She said, "See that contraption above your head, Davis? It's catching all your dreams."
He lifted his chin, checked it out, laughed. Davis has the sort of laugh that rolls over on itself like laundry in a dryer. I moved nearer to him on the couch. I could feel Rosie watching me.
"Only the bad ones," I said. "The good ones come down the feather."
Rosie shrugged. Her t-shirt was riding up and we could see the pale strip of her belly when she gestured with her arms. She knew. For that matter, she still pulls that move. Sometimes I have to hide a smile in my drink when she flirts because I can see the gears turning behind her tricks.
She made her good-natured martyr face- blue eyes upturned. "What do you think is stuck up there?"
"Nightmares about Mrs. Carter's freaky cats!" Timmy said. We all nodded in agreement.
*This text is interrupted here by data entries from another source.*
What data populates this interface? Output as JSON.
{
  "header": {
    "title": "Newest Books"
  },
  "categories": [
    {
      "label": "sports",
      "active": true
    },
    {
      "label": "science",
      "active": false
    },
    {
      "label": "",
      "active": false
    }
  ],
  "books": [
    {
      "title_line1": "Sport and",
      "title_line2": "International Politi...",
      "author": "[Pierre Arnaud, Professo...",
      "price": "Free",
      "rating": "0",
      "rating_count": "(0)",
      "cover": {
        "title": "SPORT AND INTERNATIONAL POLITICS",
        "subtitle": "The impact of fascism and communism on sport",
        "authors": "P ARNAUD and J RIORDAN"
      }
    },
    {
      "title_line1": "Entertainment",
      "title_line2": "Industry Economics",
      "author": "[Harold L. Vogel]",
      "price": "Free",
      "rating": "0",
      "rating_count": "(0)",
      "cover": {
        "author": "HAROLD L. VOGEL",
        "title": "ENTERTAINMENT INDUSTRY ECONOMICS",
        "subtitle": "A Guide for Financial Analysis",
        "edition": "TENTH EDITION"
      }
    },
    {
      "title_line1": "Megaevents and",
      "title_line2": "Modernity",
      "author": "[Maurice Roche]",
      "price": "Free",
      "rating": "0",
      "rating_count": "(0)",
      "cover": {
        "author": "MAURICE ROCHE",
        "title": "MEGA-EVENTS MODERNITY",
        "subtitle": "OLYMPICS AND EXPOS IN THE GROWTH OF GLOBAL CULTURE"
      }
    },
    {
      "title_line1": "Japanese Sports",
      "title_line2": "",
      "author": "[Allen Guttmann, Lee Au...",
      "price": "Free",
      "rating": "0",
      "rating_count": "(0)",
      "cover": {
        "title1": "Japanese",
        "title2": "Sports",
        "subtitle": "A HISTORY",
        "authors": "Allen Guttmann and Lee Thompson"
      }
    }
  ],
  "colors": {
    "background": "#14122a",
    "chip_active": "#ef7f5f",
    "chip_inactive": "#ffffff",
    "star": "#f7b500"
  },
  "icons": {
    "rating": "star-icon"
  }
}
"Where are those cats, anyway?" Rosie said. Timmy jerked a thumb over his shoulder. She cut a wake through the party and we traveled in it.
The kitchen was its own scene. There were girls sitting on the kitchen counters, ankles crossed and leaning forward to offer views of push-up cleavage. There were boys wearing rope bracelets, pretending not to care, and bouncing quarters into plastic cups. The music thumped.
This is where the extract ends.